Tuesday, 6 September 2011

Erasermemory, Eraserhead & The French Music Connection

In the Info Torrent era it’s as easy to lose information as gain it, don’t you think? Take The Missing Page – yes, the site I found, supposedly Favouritised, and do you think I can find it now? The Info Avalanche and rapidity of click research has another downside, being an inability to memorise – in my case anyway. The Machine memorises for me, for us all, I’m sure, although I’m reluctant to rope you into my problem. Nigel Slater’s recipe for pork and apple I can always find, oh yes, but this arts-based site, no. When saving I may have accidently placed it in the ‘Rick Wakeman’ folder, but no. The ‘Winsome American Female Songstress’ folder? No. Talking of which, I was in Gap the other day and realised that the only play Winsome American Songstress music, and that bugs me, or would if I went in there often enough. Admitting that I don’t go in there often undermines my claim, I know, but what the hell.
   Music in shops is always bad, or nearly always. Oxford Street shops are awash with melisma-ridden R&B, which must be one of my most-hated genres although, if I gave it much thought, the list would be very, very long. I was, however, trying on shoes once in Selfridges to the tune of Charlie Parker, no lie, G.I. I was dumbstruck, and elated. As you can guess, such a pleasing public space music experience has never happened again, and never will. That said, almost as good has been the French music theme that emerged recently. It started by discovering Philippe Petit’s album, ‘Henry: The Iron Man’, then watching the film ‘Gainsbourg’, followed by a coffee at Cafe Rouge in Highgate, where they played Django Reinhardt, and finally yesterday, in The White Swan at Twickenham, they were playing old French songs – funny, eh? I like that theme. How much I like Petit’s album though, is hard to say. But I like the fact that I don’t know how much, or even if, I actually like it. ‘Like’ isn’t an adequate word, is it? A weak word, really, although too much time on Facebook renders everything either ‘Like’-able, or not. Petit’s music came from a dream he had, apparently, in which Lynch’s classic mutated into ‘Henry: The Iron Man’, and he was given the task of providing the soundtrack. The three tracks are very ‘Lynchian’, if that’s a type of music – you know, nightmarish ambient mutations. They involve the crackle of vinyl history and mechanised noise of the modern configured in such a way as to suggest vague horrors, with partly submerged industrial beats and a saxophone somewhere in the mix. All of which make for an interesting experience; Henry rebuilt as scrap Iron Man made of old records and rusting computers. I first read about the album on The Missing Page. What’s stored on my computer does, at times, appear to be some kind of Lynchian labyrinth of trails that lead nowhere, and mysteries destined never to be solved.

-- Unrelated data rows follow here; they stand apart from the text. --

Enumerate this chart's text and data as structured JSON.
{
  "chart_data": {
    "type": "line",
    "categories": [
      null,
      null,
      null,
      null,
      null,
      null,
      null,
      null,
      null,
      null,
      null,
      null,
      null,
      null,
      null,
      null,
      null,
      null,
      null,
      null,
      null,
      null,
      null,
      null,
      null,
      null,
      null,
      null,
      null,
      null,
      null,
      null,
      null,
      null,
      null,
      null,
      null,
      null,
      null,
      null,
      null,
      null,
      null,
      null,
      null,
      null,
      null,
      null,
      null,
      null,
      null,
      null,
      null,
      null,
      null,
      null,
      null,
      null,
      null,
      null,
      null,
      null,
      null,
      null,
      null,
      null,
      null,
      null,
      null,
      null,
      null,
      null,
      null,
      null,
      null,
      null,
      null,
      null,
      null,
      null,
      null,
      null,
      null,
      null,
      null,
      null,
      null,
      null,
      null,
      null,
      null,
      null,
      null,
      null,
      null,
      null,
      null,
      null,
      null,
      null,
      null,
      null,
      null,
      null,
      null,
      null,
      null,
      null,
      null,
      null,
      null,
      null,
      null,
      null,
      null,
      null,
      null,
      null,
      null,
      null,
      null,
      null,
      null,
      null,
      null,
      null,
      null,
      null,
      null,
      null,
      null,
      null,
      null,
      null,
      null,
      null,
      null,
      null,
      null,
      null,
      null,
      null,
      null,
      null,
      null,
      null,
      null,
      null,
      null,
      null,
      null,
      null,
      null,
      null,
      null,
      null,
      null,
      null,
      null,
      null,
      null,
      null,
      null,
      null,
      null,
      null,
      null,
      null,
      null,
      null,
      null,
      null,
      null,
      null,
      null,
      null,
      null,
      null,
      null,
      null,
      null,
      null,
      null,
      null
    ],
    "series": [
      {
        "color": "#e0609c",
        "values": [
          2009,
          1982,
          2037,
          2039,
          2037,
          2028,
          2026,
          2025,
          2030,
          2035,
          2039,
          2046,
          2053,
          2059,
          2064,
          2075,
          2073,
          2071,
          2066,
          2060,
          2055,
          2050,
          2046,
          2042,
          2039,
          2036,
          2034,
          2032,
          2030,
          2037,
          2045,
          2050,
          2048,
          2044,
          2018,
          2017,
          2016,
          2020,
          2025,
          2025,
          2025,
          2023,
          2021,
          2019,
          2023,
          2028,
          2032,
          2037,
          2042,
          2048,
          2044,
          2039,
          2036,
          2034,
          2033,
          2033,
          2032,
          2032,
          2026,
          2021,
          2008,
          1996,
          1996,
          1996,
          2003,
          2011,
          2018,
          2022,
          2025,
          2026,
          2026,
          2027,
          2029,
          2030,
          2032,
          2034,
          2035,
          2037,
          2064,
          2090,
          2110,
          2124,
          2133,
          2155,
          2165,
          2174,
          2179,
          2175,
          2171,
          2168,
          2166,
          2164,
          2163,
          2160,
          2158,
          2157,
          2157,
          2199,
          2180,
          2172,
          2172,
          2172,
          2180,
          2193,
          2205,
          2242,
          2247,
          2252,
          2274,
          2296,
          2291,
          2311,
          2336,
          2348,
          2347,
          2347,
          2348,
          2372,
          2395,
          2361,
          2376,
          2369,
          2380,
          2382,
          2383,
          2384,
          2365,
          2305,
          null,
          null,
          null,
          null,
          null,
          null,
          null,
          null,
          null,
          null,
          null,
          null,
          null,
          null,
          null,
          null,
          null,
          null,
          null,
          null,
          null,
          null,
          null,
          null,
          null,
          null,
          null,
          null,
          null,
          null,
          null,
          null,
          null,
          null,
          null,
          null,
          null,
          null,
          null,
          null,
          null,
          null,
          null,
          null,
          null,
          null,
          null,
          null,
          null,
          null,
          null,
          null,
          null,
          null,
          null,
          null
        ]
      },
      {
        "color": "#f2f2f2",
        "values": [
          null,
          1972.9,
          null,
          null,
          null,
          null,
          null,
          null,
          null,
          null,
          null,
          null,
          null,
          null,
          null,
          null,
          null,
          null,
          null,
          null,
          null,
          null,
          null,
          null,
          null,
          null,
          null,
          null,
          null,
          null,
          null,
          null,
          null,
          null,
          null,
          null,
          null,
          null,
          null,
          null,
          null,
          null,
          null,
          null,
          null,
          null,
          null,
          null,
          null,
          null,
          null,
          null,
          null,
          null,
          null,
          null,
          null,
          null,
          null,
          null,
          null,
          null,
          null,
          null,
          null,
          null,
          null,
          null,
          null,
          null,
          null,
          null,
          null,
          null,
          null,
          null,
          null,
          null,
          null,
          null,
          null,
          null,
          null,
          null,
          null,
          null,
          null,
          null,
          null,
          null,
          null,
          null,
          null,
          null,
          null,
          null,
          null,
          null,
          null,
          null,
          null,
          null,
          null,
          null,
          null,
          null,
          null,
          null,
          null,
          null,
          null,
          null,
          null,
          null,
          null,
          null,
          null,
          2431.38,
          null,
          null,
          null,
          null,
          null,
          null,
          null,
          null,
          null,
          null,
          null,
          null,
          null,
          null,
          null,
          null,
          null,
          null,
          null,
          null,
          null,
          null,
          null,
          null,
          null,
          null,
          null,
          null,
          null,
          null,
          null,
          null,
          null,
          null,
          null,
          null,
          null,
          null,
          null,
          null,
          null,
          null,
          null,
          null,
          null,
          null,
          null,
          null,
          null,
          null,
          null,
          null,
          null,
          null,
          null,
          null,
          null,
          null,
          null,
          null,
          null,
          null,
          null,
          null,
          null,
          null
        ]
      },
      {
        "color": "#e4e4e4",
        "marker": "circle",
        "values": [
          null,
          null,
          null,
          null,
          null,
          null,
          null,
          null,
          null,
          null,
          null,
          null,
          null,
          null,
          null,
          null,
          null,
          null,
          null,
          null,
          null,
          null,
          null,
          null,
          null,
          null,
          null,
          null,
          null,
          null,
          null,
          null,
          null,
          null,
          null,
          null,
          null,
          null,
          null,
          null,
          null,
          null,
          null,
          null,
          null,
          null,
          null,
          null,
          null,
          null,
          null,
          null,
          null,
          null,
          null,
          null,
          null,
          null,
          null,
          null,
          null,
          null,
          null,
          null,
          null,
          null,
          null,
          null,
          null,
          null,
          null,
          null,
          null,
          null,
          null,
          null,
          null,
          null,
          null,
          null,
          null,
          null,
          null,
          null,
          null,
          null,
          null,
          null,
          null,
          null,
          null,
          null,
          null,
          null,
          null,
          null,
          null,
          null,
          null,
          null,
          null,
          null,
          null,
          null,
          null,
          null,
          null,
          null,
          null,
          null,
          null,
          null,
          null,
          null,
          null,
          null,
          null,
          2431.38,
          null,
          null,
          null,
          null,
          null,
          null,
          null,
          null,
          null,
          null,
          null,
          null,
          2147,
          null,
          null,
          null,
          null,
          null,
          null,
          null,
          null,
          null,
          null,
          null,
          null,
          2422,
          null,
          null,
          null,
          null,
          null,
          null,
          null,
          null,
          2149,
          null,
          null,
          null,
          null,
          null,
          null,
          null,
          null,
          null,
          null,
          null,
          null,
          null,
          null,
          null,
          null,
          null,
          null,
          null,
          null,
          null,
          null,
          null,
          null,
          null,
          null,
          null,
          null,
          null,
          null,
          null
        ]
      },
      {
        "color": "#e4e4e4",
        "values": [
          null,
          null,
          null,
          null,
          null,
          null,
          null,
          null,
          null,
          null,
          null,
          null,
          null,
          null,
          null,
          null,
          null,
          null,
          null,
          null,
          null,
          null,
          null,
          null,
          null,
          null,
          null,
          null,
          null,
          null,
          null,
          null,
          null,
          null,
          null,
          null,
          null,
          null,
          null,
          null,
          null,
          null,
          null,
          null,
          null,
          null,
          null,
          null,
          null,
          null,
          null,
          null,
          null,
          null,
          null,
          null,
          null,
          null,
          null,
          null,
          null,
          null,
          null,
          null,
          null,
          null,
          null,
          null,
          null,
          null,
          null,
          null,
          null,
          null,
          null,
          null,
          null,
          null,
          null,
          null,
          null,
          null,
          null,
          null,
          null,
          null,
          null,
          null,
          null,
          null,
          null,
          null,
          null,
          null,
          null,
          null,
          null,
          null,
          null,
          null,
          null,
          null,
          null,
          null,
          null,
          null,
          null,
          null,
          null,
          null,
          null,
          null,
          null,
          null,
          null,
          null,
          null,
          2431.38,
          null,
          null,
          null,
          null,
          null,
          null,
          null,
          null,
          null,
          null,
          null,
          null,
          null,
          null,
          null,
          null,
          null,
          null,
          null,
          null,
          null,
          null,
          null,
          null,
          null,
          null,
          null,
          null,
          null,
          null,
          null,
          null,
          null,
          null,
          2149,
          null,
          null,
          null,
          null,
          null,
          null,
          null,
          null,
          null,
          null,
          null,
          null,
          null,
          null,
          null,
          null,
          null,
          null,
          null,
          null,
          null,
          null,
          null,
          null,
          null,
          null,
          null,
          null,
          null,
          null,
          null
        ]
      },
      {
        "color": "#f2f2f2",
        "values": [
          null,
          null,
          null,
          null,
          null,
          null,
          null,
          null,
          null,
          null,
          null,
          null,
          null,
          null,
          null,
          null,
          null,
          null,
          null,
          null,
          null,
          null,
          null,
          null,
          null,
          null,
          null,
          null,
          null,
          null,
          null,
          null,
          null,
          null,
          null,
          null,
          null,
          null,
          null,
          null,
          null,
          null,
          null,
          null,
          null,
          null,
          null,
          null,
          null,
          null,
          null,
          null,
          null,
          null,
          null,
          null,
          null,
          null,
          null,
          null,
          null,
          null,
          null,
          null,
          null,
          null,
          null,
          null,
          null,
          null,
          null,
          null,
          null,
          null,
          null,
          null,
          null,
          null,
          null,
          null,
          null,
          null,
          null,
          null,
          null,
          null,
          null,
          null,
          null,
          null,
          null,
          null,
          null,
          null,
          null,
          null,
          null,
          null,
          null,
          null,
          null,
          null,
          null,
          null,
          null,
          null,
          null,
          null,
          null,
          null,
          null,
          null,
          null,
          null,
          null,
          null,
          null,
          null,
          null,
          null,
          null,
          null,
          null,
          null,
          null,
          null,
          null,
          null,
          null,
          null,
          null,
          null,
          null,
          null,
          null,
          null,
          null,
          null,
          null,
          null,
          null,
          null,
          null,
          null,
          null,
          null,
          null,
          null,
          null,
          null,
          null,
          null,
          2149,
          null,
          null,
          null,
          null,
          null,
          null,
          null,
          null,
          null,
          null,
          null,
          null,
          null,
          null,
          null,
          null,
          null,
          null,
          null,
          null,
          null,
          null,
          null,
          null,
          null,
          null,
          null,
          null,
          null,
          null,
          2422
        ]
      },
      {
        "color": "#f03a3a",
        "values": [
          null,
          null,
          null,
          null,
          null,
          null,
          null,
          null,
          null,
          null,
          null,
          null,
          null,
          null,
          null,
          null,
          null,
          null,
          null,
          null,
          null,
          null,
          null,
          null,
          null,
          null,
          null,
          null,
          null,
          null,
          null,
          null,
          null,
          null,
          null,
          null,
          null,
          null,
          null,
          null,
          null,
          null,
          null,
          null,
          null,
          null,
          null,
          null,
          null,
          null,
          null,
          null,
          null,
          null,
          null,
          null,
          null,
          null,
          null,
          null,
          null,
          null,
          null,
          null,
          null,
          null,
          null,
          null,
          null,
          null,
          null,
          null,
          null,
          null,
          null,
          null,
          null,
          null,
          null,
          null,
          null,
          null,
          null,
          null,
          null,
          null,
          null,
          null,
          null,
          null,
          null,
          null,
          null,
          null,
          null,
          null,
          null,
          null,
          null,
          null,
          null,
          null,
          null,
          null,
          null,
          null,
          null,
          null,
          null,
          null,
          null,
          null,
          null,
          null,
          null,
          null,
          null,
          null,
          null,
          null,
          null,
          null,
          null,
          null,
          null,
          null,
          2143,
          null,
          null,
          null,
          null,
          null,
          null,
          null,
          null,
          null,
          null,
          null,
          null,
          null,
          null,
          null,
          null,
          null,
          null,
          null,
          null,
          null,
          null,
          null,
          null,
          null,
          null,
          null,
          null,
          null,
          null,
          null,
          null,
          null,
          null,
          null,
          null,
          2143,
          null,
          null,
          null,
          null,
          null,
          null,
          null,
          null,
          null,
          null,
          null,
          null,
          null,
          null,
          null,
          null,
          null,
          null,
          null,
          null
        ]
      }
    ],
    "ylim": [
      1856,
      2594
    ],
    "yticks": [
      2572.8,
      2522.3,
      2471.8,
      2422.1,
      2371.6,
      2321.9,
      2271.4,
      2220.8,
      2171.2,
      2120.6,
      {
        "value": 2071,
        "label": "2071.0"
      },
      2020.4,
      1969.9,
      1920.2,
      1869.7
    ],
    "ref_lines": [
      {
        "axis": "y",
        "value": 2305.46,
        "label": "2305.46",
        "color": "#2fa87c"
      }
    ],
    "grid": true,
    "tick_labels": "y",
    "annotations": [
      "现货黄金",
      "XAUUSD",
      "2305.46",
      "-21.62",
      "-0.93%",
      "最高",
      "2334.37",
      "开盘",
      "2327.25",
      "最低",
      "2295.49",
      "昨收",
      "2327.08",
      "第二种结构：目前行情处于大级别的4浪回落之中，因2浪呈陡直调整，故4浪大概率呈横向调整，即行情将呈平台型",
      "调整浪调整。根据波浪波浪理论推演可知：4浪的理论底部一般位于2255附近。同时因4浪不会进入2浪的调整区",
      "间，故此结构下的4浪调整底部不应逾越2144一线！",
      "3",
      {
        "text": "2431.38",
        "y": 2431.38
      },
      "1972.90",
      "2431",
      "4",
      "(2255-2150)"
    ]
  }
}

  1. Consider yourself lucky. Every supermarket in Bangkok plays anaemic Scandinavian bossa nova covers of 80s pop hits. There Must Be An Angel by the Eurythmics, but far worse.

  2. Sounds hellish, Tim, but amusing, whereas twee post-Folk is not funny. I'd prefer old-fashioned Musak in the supermarket, but Camden being so trendy, we're more likely to get Amy. In fact, market research proves that playing Back To Black increases the sale of alcohol and cigarettes by 15 per cent.